Saying this, the Doux looked at Markos and nodded, who met his gaze with an expression at once sad and proud.
“But defeat loomed over us. It seemed inevitable. The battle had begun at high noon under clear blue sky, and now it was almost evening, and still there was no sign of reinforcement on the horizon—we learned later that Diolcas had been delayed, by a small warband that Thiemar had left behind just for that purpose.
“Most of our men were fighting on foot by then, as was I. I had been fighting with my guards, who had formed a ring around me, but it was breached, and at some point I became separated. In every direction I looked, there was only chaos and carnage. I fought and slew a foe who came at me with an axe—a boy, barely of age. He collapsed on me as he fell, and though he was small, his weight on me was like a mountain. I was so exhausted I could not move, though I saw more of our enemies head my way.

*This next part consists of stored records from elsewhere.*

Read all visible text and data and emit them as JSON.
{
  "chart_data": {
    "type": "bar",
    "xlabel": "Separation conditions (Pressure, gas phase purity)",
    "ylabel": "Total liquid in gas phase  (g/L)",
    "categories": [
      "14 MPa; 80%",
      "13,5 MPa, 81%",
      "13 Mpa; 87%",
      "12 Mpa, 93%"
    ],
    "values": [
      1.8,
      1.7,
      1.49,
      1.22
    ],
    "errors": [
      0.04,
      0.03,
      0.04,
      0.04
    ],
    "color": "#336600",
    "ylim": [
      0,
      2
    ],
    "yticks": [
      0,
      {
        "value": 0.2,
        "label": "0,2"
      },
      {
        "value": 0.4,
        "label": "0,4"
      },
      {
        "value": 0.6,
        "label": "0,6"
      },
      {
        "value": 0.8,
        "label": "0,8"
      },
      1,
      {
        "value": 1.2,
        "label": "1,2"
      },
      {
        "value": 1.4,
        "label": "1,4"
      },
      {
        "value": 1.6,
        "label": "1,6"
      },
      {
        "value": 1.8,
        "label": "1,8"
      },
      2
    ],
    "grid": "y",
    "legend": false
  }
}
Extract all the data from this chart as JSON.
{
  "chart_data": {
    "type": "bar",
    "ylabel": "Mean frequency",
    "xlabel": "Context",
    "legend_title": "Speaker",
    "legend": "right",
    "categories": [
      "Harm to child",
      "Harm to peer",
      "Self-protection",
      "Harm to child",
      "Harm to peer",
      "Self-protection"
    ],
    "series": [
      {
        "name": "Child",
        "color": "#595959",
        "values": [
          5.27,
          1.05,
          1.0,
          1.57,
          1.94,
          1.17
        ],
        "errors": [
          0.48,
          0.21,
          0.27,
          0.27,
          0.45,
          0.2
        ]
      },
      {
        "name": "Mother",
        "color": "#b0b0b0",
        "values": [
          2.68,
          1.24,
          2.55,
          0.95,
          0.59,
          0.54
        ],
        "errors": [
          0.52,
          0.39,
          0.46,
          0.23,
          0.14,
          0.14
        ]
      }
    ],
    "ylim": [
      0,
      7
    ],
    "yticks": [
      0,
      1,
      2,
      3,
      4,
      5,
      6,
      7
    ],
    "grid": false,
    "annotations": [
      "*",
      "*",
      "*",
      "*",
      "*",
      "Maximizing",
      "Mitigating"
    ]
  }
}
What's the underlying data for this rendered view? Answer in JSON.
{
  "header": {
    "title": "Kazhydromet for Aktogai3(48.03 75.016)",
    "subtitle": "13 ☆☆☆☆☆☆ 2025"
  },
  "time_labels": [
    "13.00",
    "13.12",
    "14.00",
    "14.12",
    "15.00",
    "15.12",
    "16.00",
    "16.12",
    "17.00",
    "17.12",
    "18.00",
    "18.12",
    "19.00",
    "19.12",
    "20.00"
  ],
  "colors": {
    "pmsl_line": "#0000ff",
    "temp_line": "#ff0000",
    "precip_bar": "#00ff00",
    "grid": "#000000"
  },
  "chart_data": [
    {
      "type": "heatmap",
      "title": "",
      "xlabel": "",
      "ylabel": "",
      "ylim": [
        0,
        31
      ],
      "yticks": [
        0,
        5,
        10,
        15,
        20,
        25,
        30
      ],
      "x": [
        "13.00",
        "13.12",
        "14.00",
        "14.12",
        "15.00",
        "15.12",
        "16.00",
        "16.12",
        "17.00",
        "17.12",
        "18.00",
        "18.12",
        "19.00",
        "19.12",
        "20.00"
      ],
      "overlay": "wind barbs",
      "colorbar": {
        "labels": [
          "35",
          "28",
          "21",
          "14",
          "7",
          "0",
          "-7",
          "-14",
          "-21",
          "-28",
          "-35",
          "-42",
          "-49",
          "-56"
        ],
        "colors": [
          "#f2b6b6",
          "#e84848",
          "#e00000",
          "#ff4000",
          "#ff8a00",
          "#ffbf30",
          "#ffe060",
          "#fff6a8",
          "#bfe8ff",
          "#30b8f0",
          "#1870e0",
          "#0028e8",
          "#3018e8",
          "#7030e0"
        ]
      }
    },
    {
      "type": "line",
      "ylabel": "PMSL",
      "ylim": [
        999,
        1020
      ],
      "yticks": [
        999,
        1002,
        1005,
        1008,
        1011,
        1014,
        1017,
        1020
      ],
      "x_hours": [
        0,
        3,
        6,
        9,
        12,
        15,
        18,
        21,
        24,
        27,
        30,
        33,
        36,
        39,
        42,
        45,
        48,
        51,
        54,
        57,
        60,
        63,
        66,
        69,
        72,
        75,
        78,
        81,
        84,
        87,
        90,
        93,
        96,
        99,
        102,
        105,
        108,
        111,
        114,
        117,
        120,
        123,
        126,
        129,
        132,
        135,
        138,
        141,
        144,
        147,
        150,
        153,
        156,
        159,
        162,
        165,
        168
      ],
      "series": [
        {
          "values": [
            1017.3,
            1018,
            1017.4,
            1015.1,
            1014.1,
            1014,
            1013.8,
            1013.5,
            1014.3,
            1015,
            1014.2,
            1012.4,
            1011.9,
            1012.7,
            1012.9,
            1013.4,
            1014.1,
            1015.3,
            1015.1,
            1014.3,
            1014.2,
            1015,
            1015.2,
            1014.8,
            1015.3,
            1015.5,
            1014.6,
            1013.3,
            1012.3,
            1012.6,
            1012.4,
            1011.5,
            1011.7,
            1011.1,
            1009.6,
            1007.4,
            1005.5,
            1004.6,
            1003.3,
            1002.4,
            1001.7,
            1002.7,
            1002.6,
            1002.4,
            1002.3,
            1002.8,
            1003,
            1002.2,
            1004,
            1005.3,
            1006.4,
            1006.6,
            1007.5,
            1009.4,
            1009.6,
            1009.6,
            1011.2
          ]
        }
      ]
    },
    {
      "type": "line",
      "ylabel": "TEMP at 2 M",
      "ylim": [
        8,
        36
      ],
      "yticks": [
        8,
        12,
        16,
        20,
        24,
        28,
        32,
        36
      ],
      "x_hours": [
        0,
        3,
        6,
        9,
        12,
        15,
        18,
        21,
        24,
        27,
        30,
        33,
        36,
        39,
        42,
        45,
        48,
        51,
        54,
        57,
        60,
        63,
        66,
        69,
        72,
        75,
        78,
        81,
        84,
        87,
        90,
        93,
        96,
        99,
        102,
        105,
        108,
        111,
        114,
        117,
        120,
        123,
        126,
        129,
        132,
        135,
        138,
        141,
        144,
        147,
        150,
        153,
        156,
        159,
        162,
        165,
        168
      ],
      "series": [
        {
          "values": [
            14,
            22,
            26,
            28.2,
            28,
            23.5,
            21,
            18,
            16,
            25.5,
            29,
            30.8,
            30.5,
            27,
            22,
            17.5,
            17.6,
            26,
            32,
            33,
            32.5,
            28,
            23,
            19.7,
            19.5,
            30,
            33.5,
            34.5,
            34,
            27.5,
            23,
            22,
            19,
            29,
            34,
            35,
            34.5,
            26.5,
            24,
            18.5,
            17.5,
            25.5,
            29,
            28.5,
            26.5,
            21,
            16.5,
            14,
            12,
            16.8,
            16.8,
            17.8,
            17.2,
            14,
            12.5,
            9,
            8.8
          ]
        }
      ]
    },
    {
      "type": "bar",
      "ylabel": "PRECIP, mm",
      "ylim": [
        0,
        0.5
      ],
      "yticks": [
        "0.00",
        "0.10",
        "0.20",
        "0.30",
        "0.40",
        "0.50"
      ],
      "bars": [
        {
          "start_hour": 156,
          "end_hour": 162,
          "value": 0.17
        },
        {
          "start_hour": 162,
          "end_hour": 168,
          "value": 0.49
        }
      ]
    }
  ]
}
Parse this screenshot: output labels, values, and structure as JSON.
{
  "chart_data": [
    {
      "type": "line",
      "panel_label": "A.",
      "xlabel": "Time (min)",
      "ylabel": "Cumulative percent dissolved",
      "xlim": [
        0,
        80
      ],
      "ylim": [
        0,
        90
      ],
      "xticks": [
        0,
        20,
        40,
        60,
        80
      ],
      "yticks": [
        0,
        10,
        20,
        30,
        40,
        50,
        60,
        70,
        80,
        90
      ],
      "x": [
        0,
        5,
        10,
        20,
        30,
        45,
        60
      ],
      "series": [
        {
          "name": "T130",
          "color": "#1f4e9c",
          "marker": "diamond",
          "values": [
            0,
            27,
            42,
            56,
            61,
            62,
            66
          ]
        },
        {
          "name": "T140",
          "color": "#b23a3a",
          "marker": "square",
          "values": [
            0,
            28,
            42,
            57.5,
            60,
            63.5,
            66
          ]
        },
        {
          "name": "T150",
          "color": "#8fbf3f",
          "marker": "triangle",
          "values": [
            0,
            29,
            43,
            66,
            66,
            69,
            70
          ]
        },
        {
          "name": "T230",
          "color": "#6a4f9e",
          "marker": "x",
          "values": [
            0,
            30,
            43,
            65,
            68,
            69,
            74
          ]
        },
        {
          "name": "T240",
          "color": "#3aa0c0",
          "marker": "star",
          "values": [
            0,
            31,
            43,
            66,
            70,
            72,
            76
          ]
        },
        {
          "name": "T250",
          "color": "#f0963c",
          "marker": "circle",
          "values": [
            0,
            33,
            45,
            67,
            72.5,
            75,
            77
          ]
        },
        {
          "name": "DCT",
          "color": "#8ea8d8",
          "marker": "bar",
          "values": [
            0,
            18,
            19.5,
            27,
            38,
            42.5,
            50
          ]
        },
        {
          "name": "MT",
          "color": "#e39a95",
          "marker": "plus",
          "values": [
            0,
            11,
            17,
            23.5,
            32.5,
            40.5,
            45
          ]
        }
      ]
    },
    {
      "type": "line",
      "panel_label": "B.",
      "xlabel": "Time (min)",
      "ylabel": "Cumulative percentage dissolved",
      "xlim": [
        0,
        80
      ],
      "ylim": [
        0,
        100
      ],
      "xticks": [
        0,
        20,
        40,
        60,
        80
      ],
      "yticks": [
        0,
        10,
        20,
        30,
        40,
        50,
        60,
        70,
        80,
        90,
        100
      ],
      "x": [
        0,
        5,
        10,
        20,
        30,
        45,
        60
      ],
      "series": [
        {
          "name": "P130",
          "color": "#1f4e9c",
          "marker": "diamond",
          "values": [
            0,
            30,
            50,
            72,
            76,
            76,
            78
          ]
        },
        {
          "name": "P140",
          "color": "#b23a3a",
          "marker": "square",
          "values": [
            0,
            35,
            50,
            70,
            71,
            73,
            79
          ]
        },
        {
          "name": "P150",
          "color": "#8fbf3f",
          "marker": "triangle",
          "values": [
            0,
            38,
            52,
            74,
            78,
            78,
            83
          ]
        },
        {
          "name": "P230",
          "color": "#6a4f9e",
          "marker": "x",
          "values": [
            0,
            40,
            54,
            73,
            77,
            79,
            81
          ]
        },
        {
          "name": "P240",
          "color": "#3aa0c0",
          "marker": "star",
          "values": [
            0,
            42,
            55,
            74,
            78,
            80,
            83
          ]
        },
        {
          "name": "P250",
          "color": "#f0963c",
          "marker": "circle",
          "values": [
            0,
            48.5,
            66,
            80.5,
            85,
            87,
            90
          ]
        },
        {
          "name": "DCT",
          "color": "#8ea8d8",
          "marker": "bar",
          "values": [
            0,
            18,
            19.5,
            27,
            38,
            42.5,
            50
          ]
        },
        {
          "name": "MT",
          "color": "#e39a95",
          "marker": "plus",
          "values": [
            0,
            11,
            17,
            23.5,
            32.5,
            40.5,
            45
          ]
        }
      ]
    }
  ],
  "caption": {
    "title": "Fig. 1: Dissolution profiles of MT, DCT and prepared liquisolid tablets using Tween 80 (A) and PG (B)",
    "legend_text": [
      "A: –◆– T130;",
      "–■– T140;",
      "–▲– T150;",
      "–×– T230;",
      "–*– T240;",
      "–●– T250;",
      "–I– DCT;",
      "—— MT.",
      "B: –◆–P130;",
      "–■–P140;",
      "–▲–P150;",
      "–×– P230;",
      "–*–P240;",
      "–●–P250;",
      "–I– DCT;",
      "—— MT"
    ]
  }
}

“So there lying, on a barley field in Sassion lands, listening to the dying gurgles of a young peasant boy, I prepared my soul for death. I prayed to God. I prayed for the souls of my men. I prayed for my uncle the Emperor.”
“But even as I reached for Peace-in-Death, someone leapt in front of me and defended me against Thiemar’s soldiers, who soon lay around me as corpses. Then I saw who it was that had rescued me, now lifting me up from under the dead: a bloody figure, soaked in crimson from head to toe—a frightful sight. His features were unrecognizable, and I thought him a demon at first, till I saw the rosary around his neck. He stood me up to my feet and took my cloak and helm, and donning them himself, said to me, “Forgive me, my lord. But you will not perish this day.””
He turned and nodded to Damaion. “That was your son, magistrate. Young Markos led me through a sea of enemies back to my guards, rallying our men as we went, shouting my name, and felling any foe who dare stood in our way. And so, in no small part due to your son’s valour, we held against Theimar’s onslaught till Dioclas arrived with his men at last. There were less than fifty of us left standing, when our enemies fled from the field.”
So ending his tale, the Doux stood up and raised his cup. “To brave Markos,” he said, and drank deeply. Others raised their cups and followed suit. When they were done, the Doux raised his cup again, and said, this time tipping the cup and pouring the wine onto the floor: “To the fallen, everlasting peace.”